Die Vorteile von Merinowolle im Überblick
Merinowolle bietet eine Reihe von Vorteilen, die sie besonders für Sport- und Outdoor-Bekleidung interessant machen. Sie isoliert auch im nassen Zustand und nutzt das Prinzip der Sorptionswärme, um Wärme zu erzeugen. Leichten Regen kann man einfach abschütteln. Zudem nimmt sie Schweiß auf, bevor unangenehme Gerüche entstehen. Wie Stern berichtet, ist die richtige Pflege entscheidend.
Merinowolle Waschen: So geht es richtig
Beim Merinowolle waschen gibt es einiges zu beachten, um die Qualität der feinen Fasern zu erhalten. Grundsätzlich ist Merinowolle pflegeleichter als gedacht. Oft reicht es, die Kleidungsstücke nach dem Tragen gut auszulüften. Wenn eine Wäsche nötig ist, sollte man ein spezielles Wollwaschmittel verwenden und auf Weichspüler verzichten. Dieser kann die Fasern verkleben und ihre natürlichen Eigenschaften beeinträchtigen. (Lesen Sie auch: Sicherheit Grundschule: 7 CM Geländer – 12…)

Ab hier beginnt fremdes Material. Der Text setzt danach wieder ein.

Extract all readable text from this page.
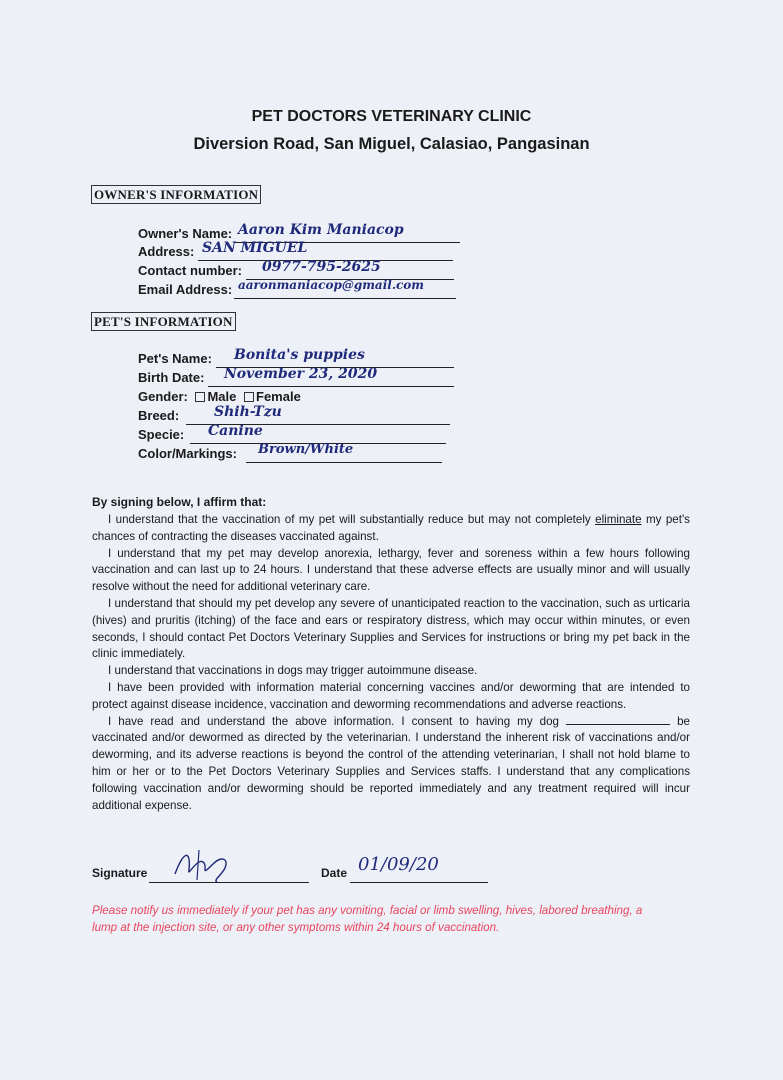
PET DOCTORS VETERINARY CLINIC
Diversion Road, San Miguel, Calasiao, Pangasinan
OWNER'S INFORMATION
Owner's Name: Aaron Kim Maniacop
Address: SAN MIGUEL
Contact number: 0977-795-2625
Email Address: aaronmaniacop@gmail.com
PET'S INFORMATION
Pet's Name: Bonita's puppies
Birth Date: November 23, 2020
Gender: Male Female
Breed: Shih-Tzu
Specie: Canine
Color/Markings: Brown/White
By signing below, I affirm that:

I understand that the vaccination of my pet will substantially reduce but may not completely eliminate my pet's chances of contracting the diseases vaccinated against.

I understand that my pet may develop anorexia, lethargy, fever and soreness within a few hours following vaccination and can last up to 24 hours. I understand that these adverse effects are usually minor and will usually resolve without the need for additional veterinary care.

I understand that should my pet develop any severe of unanticipated reaction to the vaccination, such as urticaria (hives) and pruritis (itching) of the face and ears or respiratory distress, which may occur within minutes, or even seconds, I should contact Pet Doctors Veterinary Supplies and Services for instructions or bring my pet back in the clinic immediately.

I understand that vaccinations in dogs may trigger autoimmune disease.

I have been provided with information material concerning vaccines and/or deworming that are intended to protect against disease incidence, vaccination and deworming recommendations and adverse reactions.

I have read and understand the above information. I consent to having my dog	be vaccinated and/or dewormed as directed by the veterinarian. I understand the inherent risk of vaccinations and/or deworming, and its adverse reactions is beyond the control of the attending veterinarian, I shall not hold blame to him or her or to the Pet Doctors Veterinary Supplies and Services staffs. I understand that any complications following vaccination and/or deworming should be reported immediately and any treatment required will incur additional expense.

Signature	Date 01/09/20
Please notify us immediately if your pet has any vomiting, facial or limb swelling, hives, labored breathing, a lump at the injection site, or any other symptoms within 24 hours of vaccination.
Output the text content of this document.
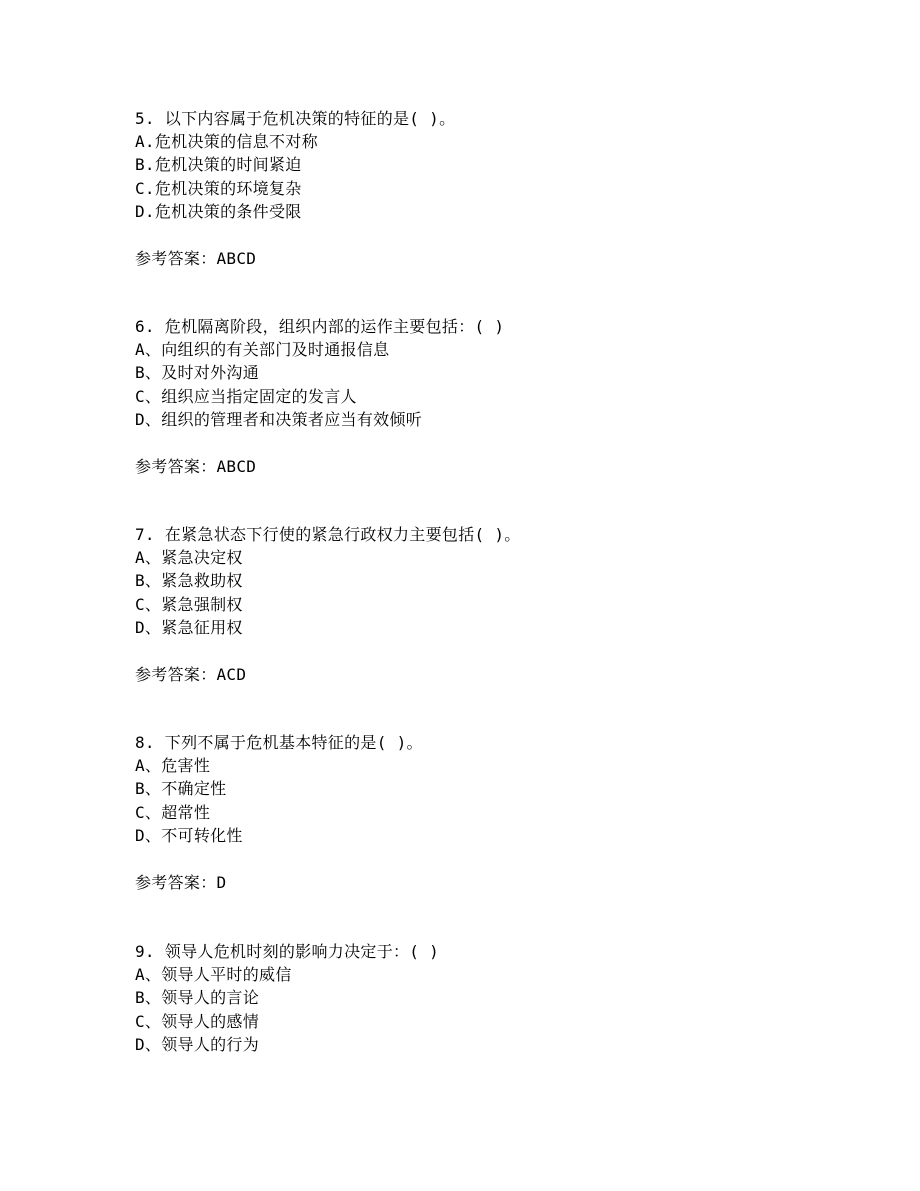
5. 以下内容属于危机决策的特征的是( )。
A.危机决策的信息不对称
B.危机决策的时间紧迫
C.危机决策的环境复杂
D.危机决策的条件受限
参考答案：ABCD
6. 危机隔离阶段，组织内部的运作主要包括：( )
A、向组织的有关部门及时通报信息
B、及时对外沟通
C、组织应当指定固定的发言人
D、组织的管理者和决策者应当有效倾听
参考答案：ABCD
7. 在紧急状态下行使的紧急行政权力主要包括( )。
A、紧急决定权
B、紧急救助权
C、紧急强制权
D、紧急征用权
参考答案：ACD
8. 下列不属于危机基本特征的是( )。
A、危害性
B、不确定性
C、超常性
D、不可转化性
参考答案：D
9. 领导人危机时刻的影响力决定于：( )
A、领导人平时的威信
B、领导人的言论
C、领导人的感情
D、领导人的行为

Die richtige Temperatur und der Schleudergang
Merinowolle sollte am besten im Wollwaschgang oder per Hand gewaschen werden. Die Temperatur sollte dabei nicht über 30 Grad Celsius liegen. Hohe Temperaturen können dazu führen, dass die Wolle verfilzt und einläuft. Auch der Schleudergang sollte möglichst schonend sein. Am besten ist es, die Kleidungsstücke nach dem Waschen vorsichtig auszudrücken und liegend zu trocknen. Direkte Sonneneinstrahlung oder das Trocknen im Wäschetrockner sind tabu, da dies die Fasern beschädigen kann.
Tipps zur Pflege und Lagerung
Neben dem richtigen Waschen spielt auch die Pflege und Lagerung eine wichtige Rolle, um die Lebensdauer von Merinobekleidung zu verlängern. Motten können ein Problem darstellen, daher ist es ratsam, die Kleidungsstücke in einem Kleidersack oder einer Box aufzubewahren. Lavendel oder Zedernholz sind natürliche Mittel, um Motten fernzuhalten. Weitere Informationen zur Textilpflege bietet das Deutsche Textilreinigungs-Verband. (Lesen Sie auch: „Das erste Live“: ARD-Doku-Reihe begleitet junge Menschen)

Fazit: Merinowolle richtig pflegen für langanhaltende Freude
Merinowolle ist ein tolles Material für Sportler und alle, die Wert auf natürliche, funktionelle Kleidung legen. Mit der richtigen Pflege, insbesondere beim Merinowolle waschen, kann man die Lebensdauer der Kleidungsstücke deutlich verlängern und lange Freude daran haben. Es lohnt sich, die paar Regeln zu beachten, um die besonderen Eigenschaften der Wolle optimal zu nutzen.